邈邈怕癢。
被商覺時這么一親,無意識蜷縮起手指。
心緒起伏下耳朵和尾巴都冒了出來。小貓耳毛乎乎的,兩個尖尖映著窗外的斜暉,隱隱透出粉色。“配偶才可以親嘴巴。”
人和貓貓不可以。
商覺時臉上笑意更甚。
邈邈有一點生氣地強調“真的”
何況,因為鏟屎官那天表現得不舒服,他才同意用親親安慰的。邈邈眼睫毛亂顫,紅著臉辯駁“現在你又不疼了,干嘛還要親。”。
一邊說,尾巴不自覺去拍商覺時的手腕。
他這么可愛。
商覺時垂下眼眸,反手摸了邈邈尾巴。
饒是這段時間喝了藥,狀態比以前穩定很多,邈邈還是沒有完全掌握自己兩個形態的變換。
大尾巴無端端被這么一摸,就再也控制不住,徹底變回通體雪白的大美貓。他睜著燦金色的圓圓貓眼,無辜可愛又隱隱心虛“喵。”
“你啊。”商覺時把他抱在眼前,并沒有多生氣“小壞貓。”
討厭。
邈邈小細爪完全推不開,只能任由鏟屎官親了自己毛乎乎臉蛋一口。
放下的一瞬間,小貓跑得飛快。
邈邈溜出房間,已經是薄暮時分。晚風溫熱且柔軟,將路過的只言片語吹進小貓耳朵。胖阿姨還在和她的姐妹摸麻將,牌碰在一起熱熱鬧鬧的聲響。
“清一色。
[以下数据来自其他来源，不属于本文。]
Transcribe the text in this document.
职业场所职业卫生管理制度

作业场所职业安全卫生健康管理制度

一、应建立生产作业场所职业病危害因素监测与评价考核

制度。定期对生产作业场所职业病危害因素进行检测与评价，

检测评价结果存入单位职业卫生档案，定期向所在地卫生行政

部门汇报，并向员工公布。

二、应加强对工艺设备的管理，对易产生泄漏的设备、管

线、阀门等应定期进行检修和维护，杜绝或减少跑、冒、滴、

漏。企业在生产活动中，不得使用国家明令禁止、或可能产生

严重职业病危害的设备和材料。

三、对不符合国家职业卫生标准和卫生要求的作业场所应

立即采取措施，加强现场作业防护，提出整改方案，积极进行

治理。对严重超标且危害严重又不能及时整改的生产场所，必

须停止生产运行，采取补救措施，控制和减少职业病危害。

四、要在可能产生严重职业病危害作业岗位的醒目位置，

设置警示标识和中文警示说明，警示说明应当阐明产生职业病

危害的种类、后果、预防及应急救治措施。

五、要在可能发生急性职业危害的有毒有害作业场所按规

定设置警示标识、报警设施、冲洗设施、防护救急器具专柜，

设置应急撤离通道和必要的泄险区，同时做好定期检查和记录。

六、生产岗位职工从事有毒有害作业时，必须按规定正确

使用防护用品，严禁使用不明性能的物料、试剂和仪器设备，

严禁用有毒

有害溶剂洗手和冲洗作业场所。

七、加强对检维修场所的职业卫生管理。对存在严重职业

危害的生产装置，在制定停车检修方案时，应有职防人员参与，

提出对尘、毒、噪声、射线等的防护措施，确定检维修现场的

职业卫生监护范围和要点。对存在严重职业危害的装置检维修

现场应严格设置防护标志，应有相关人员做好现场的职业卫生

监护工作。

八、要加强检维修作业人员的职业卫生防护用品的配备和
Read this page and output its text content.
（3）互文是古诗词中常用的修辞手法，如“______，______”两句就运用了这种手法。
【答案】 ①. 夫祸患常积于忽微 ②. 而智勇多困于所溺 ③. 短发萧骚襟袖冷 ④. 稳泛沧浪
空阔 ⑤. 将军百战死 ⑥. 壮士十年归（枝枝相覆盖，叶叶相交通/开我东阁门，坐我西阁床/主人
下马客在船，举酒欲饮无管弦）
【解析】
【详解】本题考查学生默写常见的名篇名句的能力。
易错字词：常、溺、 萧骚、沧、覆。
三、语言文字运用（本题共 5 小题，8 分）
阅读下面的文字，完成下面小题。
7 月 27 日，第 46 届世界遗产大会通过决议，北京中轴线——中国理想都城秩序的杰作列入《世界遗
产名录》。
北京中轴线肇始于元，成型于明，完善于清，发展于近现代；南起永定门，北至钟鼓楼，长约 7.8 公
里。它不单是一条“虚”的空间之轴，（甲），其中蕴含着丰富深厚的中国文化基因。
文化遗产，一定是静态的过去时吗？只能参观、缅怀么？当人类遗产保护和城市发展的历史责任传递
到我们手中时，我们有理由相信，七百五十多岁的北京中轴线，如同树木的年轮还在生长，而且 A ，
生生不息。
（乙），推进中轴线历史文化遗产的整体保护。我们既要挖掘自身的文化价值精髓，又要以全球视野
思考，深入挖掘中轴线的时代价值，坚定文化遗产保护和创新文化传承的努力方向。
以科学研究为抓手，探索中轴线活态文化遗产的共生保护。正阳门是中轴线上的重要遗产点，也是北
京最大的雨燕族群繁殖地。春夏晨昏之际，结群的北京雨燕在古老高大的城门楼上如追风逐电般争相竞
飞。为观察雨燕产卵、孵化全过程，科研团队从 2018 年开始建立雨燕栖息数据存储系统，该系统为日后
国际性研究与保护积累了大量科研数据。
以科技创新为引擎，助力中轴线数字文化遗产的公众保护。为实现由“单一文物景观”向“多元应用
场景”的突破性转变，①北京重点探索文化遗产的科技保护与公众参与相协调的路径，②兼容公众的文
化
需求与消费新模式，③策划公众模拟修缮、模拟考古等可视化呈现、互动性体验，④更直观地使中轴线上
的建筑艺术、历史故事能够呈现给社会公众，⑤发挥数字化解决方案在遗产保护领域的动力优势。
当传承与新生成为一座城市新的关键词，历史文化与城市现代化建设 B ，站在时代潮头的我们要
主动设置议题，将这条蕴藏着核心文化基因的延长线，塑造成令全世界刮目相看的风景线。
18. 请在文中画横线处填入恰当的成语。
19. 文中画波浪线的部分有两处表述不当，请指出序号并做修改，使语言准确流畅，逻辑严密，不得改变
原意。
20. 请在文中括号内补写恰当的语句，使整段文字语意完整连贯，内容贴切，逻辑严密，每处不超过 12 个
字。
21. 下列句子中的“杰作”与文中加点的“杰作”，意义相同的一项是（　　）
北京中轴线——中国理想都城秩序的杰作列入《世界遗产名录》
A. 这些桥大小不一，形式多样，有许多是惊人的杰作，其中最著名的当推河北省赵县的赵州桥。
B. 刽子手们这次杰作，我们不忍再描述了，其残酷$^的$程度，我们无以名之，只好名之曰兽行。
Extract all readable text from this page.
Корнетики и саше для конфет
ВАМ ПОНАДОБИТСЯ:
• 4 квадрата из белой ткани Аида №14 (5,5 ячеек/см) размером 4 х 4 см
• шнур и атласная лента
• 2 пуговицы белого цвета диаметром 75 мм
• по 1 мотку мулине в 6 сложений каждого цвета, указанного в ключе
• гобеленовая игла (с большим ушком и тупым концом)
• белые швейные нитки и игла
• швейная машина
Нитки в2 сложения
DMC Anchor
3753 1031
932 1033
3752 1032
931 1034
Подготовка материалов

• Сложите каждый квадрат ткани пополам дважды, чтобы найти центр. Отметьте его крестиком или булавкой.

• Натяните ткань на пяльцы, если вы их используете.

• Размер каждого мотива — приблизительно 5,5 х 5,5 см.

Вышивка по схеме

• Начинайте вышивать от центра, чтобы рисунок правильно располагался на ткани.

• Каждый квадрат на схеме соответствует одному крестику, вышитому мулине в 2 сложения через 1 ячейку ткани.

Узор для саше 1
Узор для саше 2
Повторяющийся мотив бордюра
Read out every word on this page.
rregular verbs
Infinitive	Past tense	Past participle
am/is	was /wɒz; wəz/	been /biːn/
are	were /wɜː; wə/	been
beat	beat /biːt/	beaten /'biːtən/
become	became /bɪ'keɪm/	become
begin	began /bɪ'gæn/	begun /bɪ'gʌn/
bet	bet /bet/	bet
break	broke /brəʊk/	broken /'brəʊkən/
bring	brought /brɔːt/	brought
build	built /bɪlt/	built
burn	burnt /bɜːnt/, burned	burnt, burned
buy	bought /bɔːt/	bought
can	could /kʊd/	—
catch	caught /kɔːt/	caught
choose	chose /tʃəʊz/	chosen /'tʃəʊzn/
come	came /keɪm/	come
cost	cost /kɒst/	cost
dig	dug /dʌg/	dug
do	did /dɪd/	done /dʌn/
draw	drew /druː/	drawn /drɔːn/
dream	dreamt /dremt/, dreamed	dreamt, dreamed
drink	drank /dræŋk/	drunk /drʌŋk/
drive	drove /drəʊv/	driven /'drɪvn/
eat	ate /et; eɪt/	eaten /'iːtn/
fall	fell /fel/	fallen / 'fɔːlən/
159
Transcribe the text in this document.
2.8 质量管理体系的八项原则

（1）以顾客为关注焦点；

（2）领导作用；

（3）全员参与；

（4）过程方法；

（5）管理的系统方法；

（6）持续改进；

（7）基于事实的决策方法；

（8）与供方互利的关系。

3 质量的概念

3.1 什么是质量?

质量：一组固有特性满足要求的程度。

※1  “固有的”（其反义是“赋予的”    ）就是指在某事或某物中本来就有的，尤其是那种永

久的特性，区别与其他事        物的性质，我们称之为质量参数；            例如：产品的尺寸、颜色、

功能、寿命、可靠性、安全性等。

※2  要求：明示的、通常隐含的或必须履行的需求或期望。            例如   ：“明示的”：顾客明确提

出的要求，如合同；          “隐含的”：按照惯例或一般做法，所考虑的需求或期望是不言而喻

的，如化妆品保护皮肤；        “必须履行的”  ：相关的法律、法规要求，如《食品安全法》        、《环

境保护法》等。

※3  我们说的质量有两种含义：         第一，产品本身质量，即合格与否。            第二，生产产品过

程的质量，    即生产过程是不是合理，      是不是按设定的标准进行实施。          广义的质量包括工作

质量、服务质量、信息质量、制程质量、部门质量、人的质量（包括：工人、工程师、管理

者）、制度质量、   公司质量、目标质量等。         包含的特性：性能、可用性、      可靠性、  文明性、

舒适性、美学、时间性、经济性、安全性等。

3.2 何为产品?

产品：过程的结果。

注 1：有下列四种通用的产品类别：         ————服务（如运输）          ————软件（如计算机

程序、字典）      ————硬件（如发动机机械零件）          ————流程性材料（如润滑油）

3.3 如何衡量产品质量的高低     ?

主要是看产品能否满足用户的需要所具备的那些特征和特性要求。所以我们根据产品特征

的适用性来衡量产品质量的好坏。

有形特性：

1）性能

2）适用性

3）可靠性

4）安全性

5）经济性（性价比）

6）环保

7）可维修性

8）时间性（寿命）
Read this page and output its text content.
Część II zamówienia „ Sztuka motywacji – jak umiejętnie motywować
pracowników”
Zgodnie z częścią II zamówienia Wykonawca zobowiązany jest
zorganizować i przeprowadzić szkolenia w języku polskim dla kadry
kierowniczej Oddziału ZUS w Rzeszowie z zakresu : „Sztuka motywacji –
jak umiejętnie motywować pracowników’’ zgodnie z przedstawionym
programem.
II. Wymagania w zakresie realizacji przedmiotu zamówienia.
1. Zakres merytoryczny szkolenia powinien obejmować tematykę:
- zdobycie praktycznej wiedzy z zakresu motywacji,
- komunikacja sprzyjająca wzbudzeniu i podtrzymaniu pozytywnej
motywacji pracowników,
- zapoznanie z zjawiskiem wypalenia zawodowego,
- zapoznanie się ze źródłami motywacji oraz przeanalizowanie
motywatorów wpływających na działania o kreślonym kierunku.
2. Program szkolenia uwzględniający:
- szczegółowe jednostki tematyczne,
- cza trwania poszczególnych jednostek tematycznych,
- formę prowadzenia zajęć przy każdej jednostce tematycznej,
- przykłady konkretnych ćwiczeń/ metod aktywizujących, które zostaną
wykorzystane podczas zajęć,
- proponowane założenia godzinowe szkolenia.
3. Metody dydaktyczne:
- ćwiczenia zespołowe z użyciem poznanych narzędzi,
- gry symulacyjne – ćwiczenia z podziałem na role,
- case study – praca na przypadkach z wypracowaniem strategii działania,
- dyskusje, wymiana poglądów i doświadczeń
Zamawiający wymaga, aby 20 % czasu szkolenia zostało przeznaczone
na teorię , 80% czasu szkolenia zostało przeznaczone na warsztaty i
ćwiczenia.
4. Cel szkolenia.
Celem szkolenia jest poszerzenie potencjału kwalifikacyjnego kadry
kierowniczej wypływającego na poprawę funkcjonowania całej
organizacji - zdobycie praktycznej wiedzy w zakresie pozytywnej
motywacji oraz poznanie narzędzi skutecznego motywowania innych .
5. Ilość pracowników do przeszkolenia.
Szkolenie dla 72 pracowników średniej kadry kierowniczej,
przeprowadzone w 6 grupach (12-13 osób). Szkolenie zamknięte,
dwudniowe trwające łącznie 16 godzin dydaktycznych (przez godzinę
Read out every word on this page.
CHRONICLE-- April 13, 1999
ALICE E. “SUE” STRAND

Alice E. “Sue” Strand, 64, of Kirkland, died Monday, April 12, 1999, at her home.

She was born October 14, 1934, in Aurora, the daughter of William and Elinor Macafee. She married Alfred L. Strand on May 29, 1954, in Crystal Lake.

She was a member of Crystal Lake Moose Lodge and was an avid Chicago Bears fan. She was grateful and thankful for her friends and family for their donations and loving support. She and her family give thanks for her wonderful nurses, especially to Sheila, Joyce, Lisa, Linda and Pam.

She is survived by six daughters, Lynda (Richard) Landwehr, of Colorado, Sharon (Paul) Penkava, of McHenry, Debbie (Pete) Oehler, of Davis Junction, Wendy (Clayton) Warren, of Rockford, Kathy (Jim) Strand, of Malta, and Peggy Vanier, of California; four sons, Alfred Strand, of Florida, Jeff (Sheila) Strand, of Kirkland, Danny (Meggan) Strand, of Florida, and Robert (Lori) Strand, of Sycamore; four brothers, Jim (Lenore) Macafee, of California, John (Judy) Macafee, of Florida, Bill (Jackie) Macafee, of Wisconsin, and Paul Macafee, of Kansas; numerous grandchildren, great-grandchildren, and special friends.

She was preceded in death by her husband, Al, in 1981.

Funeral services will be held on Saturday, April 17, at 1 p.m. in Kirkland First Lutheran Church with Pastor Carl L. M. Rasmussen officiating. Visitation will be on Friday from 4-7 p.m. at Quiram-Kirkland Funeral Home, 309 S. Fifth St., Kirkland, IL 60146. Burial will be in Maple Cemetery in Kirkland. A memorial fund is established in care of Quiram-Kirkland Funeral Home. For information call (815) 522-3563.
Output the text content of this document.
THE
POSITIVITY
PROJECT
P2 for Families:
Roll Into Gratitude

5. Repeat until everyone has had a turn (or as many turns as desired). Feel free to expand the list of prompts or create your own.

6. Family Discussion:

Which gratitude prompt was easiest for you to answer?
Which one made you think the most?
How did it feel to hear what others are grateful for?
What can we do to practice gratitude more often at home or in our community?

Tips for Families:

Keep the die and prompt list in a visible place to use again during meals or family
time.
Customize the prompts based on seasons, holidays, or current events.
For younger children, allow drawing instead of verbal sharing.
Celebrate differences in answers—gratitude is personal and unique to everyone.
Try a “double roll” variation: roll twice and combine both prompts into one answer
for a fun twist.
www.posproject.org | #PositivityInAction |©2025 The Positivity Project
”
“胡了”
賀伯伯理著漁線自言自語“明天該要河水滿漲上來。”
大家都有自己忙碌的事情呢。
邈邈短暫忘掉剛才那陣說不清楚的心情,慢下腳步,踩在屋頂上閑逛。
前方竹林鳥雀叫得格外清脆,引得他看過去。
小竹林里你儂我儂依偎著情侶,腦袋湊在一起不知道在做什么。邈邈爪子一滑,險些沒勾住摔下去。偷偷摸摸看了幾眼,趕緊收回視線。夕陽澄黃與暖紅暈染絢爛又漂亮,簡直像給他白毛涂了胭脂。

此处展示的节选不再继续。